On 22 October 2020, the German Presidency of the Council held a meeting of a working party on financial services, agenda of which included discussion on the recently published European Commission proposal for a Regulation on digital operational resilience in financial services (DORA). We provided an overview of the proposed legislation in our earlier blog post on DORA. During the meeting this week Member States were supposed to discuss certain general provisions and elements of information and communication technology (ICT) risk management as well as provisions relating to the management of third-party ICT risks.

In respect of the general provisions, we understand that while the majority of Member States expressed support for the proposed Regulation in its written feedback to the Presidency, a number of issues will require more in-depth discussion in order to find a workable compromise.
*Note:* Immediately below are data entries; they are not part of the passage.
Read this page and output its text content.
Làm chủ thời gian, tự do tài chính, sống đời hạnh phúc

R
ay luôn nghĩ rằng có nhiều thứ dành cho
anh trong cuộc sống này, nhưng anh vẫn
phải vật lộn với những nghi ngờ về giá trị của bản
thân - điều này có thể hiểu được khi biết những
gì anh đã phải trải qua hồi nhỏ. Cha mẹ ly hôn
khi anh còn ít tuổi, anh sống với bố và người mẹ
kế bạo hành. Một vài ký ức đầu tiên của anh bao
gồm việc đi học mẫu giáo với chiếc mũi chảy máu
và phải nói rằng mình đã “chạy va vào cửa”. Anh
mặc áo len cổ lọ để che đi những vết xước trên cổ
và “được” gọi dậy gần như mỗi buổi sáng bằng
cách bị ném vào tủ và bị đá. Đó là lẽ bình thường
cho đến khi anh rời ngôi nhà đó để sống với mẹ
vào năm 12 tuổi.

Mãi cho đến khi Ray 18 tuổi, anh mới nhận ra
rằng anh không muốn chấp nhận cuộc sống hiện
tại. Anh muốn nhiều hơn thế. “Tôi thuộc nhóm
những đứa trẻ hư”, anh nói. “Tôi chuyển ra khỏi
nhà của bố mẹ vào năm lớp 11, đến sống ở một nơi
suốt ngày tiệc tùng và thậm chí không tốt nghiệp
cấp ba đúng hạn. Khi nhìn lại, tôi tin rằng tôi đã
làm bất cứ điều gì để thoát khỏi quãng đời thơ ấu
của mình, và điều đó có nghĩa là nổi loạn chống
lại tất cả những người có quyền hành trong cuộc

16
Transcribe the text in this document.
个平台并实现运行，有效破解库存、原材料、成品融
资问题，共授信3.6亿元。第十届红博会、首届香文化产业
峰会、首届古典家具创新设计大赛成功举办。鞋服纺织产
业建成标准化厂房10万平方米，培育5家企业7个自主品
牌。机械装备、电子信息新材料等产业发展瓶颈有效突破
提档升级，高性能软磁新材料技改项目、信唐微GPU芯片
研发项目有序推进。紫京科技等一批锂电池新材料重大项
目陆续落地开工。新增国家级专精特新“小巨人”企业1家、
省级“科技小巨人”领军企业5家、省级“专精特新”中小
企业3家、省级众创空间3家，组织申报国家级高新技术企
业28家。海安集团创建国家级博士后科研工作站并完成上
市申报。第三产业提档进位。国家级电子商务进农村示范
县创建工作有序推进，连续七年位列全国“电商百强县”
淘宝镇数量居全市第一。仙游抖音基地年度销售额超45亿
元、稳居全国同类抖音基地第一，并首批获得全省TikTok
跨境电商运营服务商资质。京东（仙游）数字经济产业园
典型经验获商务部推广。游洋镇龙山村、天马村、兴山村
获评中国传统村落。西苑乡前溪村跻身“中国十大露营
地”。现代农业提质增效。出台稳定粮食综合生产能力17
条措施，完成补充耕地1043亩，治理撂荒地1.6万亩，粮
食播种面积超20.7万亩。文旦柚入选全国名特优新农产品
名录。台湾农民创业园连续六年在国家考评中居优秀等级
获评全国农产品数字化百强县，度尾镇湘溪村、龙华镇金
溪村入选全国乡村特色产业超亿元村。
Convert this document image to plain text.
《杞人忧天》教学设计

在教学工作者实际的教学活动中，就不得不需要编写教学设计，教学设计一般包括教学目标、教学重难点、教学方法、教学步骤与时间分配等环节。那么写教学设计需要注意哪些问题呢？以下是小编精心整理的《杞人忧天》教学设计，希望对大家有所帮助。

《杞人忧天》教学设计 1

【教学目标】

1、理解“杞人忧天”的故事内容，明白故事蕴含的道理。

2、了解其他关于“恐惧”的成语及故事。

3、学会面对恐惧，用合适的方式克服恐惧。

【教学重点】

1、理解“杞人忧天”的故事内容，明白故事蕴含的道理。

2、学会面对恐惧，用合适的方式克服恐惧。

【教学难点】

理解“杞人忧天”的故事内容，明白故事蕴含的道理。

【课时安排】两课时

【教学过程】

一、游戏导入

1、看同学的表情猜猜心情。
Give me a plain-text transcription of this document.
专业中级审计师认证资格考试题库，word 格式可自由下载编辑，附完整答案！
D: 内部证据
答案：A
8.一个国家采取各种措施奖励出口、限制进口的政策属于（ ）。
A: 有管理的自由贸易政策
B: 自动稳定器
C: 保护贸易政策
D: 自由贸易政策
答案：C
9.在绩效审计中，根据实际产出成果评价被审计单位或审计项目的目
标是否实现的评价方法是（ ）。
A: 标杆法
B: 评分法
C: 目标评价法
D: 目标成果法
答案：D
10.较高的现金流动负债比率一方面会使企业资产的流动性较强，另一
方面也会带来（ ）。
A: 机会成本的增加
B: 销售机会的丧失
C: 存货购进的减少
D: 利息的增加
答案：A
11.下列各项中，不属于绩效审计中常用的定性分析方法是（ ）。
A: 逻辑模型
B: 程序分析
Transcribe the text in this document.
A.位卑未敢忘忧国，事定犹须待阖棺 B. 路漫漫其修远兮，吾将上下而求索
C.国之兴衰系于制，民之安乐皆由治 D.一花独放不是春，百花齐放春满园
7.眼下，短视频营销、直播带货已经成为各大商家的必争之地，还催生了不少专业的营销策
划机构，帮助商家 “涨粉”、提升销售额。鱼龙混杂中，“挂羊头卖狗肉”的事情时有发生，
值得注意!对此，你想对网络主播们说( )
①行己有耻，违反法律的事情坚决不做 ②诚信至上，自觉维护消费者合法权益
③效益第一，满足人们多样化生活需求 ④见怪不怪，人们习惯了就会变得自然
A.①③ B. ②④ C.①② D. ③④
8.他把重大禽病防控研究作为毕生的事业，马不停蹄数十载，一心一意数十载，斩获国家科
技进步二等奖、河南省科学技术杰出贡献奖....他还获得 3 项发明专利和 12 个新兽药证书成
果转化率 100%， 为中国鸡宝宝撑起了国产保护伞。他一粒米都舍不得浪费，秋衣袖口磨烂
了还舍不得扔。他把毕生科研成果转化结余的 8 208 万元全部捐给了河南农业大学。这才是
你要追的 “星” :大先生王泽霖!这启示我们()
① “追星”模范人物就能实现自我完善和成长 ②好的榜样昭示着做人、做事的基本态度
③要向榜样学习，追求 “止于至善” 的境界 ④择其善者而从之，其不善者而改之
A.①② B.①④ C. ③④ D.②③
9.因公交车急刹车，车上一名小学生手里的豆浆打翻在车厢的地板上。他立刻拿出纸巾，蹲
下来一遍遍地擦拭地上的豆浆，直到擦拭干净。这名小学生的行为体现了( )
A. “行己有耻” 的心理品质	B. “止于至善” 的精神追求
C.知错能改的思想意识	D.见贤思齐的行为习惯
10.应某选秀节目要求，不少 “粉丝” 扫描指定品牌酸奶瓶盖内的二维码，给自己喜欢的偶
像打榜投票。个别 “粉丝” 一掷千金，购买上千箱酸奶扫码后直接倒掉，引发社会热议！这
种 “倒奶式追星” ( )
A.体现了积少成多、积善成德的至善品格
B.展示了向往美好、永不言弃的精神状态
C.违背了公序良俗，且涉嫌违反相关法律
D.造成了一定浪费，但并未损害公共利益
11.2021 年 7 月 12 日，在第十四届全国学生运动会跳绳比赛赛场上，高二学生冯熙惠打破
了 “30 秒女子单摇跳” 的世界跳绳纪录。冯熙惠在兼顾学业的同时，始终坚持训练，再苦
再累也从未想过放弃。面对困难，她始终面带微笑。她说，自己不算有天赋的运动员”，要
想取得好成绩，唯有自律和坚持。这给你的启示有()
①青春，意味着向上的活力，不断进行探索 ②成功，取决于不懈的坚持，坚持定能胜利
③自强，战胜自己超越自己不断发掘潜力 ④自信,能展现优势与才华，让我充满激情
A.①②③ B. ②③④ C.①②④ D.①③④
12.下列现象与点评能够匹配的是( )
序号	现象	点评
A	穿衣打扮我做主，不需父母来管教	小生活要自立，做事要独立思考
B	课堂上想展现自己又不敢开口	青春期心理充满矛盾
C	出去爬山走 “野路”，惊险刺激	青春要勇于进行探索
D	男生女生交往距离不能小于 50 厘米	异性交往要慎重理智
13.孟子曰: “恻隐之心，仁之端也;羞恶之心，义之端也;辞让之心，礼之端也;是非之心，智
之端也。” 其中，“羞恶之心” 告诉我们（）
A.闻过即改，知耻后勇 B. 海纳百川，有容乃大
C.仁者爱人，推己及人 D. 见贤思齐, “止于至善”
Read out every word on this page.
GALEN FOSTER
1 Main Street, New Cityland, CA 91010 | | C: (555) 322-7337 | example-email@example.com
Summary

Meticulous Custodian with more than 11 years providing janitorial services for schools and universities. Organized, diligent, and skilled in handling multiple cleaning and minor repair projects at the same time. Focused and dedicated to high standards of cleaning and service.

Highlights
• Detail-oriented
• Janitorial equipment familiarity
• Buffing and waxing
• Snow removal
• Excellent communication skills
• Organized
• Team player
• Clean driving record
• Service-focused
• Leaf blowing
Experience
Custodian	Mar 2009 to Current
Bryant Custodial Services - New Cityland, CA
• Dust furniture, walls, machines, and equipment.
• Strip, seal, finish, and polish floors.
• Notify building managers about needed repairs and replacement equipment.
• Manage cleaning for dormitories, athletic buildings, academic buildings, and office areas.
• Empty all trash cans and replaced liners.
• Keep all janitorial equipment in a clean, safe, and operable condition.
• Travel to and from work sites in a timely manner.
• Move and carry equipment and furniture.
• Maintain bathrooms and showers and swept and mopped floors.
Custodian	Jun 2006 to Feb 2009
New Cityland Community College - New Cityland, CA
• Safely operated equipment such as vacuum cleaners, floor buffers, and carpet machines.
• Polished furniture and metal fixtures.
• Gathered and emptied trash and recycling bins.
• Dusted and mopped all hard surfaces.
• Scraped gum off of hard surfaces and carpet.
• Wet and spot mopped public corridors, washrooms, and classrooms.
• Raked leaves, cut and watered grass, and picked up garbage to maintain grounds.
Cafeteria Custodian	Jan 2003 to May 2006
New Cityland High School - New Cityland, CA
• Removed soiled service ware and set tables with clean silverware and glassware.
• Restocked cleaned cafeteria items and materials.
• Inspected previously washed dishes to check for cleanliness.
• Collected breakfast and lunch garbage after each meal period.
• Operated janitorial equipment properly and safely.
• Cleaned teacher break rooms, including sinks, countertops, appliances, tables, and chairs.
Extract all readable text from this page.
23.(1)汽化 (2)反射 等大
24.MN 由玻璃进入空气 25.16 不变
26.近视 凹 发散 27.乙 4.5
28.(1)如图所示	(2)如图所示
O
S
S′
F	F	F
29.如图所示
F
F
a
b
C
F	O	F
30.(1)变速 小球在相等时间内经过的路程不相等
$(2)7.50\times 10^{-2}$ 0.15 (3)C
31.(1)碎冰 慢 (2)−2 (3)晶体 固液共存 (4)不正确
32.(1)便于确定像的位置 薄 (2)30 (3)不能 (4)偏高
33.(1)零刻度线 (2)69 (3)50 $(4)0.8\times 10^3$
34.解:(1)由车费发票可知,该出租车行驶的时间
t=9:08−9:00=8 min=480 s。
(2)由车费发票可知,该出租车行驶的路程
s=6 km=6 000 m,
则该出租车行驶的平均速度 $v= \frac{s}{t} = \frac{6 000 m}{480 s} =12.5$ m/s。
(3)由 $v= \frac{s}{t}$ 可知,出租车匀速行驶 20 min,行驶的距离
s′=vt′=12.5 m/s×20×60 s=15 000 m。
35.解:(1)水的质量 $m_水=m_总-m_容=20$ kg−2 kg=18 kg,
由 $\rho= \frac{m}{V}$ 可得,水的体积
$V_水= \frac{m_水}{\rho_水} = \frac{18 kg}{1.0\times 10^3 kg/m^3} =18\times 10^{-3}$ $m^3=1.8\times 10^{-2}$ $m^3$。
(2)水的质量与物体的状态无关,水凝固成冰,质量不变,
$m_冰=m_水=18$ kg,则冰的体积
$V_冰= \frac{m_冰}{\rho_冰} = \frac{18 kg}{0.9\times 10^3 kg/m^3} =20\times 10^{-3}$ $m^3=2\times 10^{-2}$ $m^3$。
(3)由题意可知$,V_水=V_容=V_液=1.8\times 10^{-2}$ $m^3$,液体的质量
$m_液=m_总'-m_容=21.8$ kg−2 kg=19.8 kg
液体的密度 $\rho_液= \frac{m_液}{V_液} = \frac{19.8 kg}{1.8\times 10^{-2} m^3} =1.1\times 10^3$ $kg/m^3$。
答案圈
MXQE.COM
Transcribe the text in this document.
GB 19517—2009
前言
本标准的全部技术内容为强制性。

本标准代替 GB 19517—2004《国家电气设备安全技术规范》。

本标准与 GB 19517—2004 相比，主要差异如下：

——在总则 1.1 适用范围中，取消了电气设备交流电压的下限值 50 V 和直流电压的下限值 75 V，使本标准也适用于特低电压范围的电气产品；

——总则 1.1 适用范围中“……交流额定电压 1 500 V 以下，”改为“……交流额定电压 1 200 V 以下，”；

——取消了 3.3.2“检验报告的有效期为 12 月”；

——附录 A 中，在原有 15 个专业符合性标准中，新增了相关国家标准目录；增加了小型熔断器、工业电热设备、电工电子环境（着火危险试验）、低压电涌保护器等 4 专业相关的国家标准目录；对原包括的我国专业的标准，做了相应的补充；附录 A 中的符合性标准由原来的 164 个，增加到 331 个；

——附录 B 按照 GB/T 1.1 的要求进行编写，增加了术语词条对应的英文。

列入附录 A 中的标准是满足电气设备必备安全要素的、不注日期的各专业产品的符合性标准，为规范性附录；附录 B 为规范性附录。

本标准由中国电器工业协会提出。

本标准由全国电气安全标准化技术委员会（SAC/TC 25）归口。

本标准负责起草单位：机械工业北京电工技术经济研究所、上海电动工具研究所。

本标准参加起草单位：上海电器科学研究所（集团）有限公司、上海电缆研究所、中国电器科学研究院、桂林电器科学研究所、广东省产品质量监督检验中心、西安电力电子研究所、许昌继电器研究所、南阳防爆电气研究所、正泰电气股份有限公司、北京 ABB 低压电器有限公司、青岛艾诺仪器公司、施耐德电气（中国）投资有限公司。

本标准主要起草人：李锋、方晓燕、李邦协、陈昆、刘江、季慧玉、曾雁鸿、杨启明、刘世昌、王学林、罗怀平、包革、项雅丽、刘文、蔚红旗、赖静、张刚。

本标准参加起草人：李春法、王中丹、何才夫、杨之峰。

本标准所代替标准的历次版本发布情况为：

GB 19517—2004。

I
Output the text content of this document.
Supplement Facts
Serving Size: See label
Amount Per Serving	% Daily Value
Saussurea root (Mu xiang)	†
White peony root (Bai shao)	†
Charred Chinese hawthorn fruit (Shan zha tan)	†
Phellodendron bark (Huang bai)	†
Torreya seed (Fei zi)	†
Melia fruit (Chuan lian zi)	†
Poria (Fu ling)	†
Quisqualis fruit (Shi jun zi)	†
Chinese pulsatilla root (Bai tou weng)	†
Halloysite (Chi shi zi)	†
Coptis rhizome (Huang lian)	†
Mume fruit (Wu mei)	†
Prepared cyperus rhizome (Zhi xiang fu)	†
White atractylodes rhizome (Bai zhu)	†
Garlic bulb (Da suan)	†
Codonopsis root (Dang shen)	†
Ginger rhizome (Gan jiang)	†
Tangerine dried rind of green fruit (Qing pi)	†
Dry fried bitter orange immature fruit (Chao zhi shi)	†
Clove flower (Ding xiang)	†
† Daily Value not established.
This includes the scope of entities subject to the proposed law, certain definitions, as well as implementation of an Information Security Management System as part of an institution’s ICT risk management framework and further harmonization of ICT risk management tools, methods, processes and policies. In respect of scope, we understand that there are divergent views between Member States – with some of them advocating that the list of in-scope entities be extended whilst others are advocating that it be reduced by removing certain entities such as crypto-asset service providers.

Regarding third-party ICT risks, we understand that the discussions were intended to focus on the suggestion by some Member States that the designation of a mechanism to determine the lead overseer for critical third-party ICT service providers may need further adjustments. Among other issues, the Presidency sought Member States’ views on whether the oversight powers of the critical ICT third-party service providers should be held by all three European Supervisory Authorities. Another topic for discussion included the criteria and mechanism for designating such critical ICT third-party service providers. As some Member States have asked for further clarification of the relevant designation criteria, the Presidency sought views on what – if any – specific adjustments should be considered. Finally, Member States’ representatives were to discuss the role competent authorities would play in the oversight framework, the powers within the oversight framework and provisions relating to ICT third-party service providers located in third countries. On this last point, Member States were asked to provide views on the proposed requirement for critical non-EEA ICT third-party service providers to establish legal presence in the Union.